Ano da edição original: 1884
Autores: Eça de Queirós e Ramalho OrtigãoRevisão: Bernardo de Brito e Cunha (Projeto Adamastor)
"Naquele que é justamente considerado o primeiro romance policial português, conta-se a história de um médico que regressa de Sintra acompanhado por um amigo. A meio do caminho, ambos são raptados por um grupo de mascarados, que os levam para um prédio isolado onde aparecera um homem morto. A partir daí, os acontecimentos sucedem-se em catadupa. Quem é o morto e quem o matou? E porquê? Quem era a mulher com quem ele se encontrava, e quem são os mascarados que pretendem proteger a sua honra? A história foi publicada no Diário de Notícias entre Julho e Setembro de 1870 sob a forma de cartas anónimas, e foram muitos os que se assustaram com os acontecimentos narrados. Só no final é que Eça de Queirós e Ramalho Ortigão admitiram tratar-se de uma brincadeira e que eram eles os autores das cartas. O Mistério da Estrada de Sintra foi publicado em forma de livro nesse mesmo ano. Em 1885, houve uma segunda edição revista por Eça de Queirós, que é a utilizada na presente edição."
Um regresso aos clássicos portugueses, com este O Mistério da Estrada de Sintra, escrito a duas mãos por Eça de Queirós e Ramalho Ortigão. Este tem sido, ao longo dos anos, um daqueles livros que de vez em quando me vinha à cabeça como que a relembrar-me de que gostaria de o ler. Foi desta que me veio parar às mãos.
O Mistério da Estrada de Sintra é uma história típica da época, embora esteja longe de ser apenas uma história típica e previsível. É típica por ser uma historia de amores impossíveis, dramáticos e fatais e não é apenas uma história típica porque está envolta em mistério, com personagens menos óbvias e cenários inesperados.
O livro começa com a intercepção de dois amigos (muito parecidos com Eça e Ramalho), no caminho de Sintra para Lisboa, por um grupo de homens mascarados que não se identificam e que lhes pedem que os acompanhem. Onde?, não dizem. Os dois são vendados e elevados até uma casa isolada, que não conhecem e onde vão encontrar um homem morto... :) E mais não digo, porque o que mais me prendeu à leitura foi não saber nada sobre a história e todo o ambiente misterioso que os escritores conseguiram criar.
O que se passa com eles naquela casa leva a que um deles, quando sai, sem que tenha conseguido esclarecer o que lhe aconteceu e o porquê, decida escrever para um editor de jornal uma carta onde relata o que lhes aconteceu.

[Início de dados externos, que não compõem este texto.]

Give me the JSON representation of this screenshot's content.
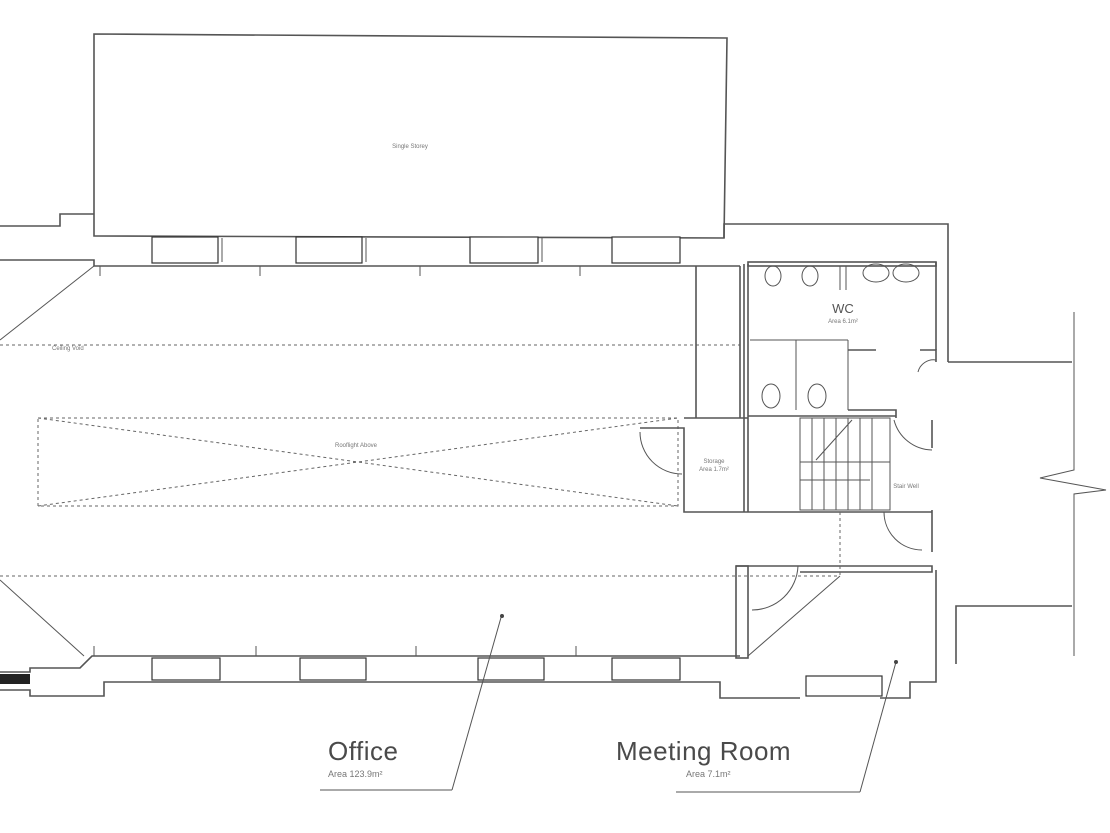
{
  "rooms": {
    "single_storey": {
      "name": "Single Storey"
    },
    "office": {
      "name": "Office",
      "area": "Area 123.9m²"
    },
    "meeting_room": {
      "name": "Meeting Room",
      "area": "Area 7.1m²"
    },
    "wc": {
      "name": "WC",
      "area": "Area 6.1m²"
    },
    "storage": {
      "name": "Storage",
      "area": "Area 1.7m²"
    },
    "stair": {
      "name": "Stair Well"
    }
  },
  "annotations": {
    "ceiling_void": "Ceiling Void",
    "rooflight": "Rooflight Above"
  }
}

A carta é publicada e alguns dos intervenientes na história manifestam-se, também por cartas, que vão sendo publicadas no jornal. É desta forma que vai sendo desvendado o mistério que levou aqueles homens àquela casa e o que os levou à estrada de Sintra para "raptarem" os dois amigos.

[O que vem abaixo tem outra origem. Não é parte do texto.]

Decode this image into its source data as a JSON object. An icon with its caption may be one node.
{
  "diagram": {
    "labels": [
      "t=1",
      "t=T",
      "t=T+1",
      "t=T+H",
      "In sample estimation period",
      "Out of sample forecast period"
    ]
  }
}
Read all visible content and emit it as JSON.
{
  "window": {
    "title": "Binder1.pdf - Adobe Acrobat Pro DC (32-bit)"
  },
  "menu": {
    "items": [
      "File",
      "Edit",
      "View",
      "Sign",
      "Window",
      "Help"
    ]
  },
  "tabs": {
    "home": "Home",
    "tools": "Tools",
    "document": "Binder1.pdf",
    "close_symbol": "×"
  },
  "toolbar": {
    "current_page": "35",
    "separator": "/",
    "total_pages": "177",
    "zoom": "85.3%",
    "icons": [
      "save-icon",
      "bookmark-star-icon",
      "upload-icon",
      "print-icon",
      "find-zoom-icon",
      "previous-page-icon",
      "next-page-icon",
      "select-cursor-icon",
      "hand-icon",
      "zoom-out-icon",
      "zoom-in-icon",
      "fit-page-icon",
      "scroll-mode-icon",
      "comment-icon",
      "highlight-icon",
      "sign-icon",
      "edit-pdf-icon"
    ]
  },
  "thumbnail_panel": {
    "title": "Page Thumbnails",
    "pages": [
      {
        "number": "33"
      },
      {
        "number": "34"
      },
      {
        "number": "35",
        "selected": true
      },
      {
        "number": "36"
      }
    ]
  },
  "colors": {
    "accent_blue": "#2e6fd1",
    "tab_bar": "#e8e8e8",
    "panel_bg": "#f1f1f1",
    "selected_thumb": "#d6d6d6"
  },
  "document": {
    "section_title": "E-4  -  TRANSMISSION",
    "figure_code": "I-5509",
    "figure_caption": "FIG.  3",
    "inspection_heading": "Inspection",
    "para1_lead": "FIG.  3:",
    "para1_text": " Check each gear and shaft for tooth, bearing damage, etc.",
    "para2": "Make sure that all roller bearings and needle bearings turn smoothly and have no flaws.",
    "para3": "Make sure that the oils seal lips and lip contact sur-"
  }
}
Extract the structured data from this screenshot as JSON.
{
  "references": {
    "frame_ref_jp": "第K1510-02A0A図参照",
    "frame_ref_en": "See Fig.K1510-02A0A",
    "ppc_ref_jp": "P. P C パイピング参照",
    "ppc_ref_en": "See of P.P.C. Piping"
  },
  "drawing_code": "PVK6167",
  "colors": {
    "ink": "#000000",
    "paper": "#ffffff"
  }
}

Até mais ou menos metade do livro, não fazia ideia do que estava por detrás do acontecimento misterioso que apanhou desprevenidos os nossos escritores na Estrada de Sintra. Gostei muito dessa vertente do livro e achei a história original e as personagens muito bem construídas e interessantes.
Recomendo como é natural!
Boas leituras!
Excerto:
"Demos alguns passos, subimos dois degraus de pedra, tomámos à direita e entrámos na escada. Era de madeira, íngreme e velha, coberta com um tapete estreito. Os degraus estavam desgastados pelos pés, eram ondeados na superfície e esbatidos e arredondados nas saliências primitivamente angulosas. Ao longo da parede, do meu lado, corria uma corda, que servia de corrimão; era de seda e denotava ao tacto pouco uso. Respirava-se um ar húmido, impregnado de exalações interiores dos prédios desabitados. Subimos oito ou dez degraus, tomámos à esquerda num patamar, subimos ainda outros degraus e parámos num primeiro andar.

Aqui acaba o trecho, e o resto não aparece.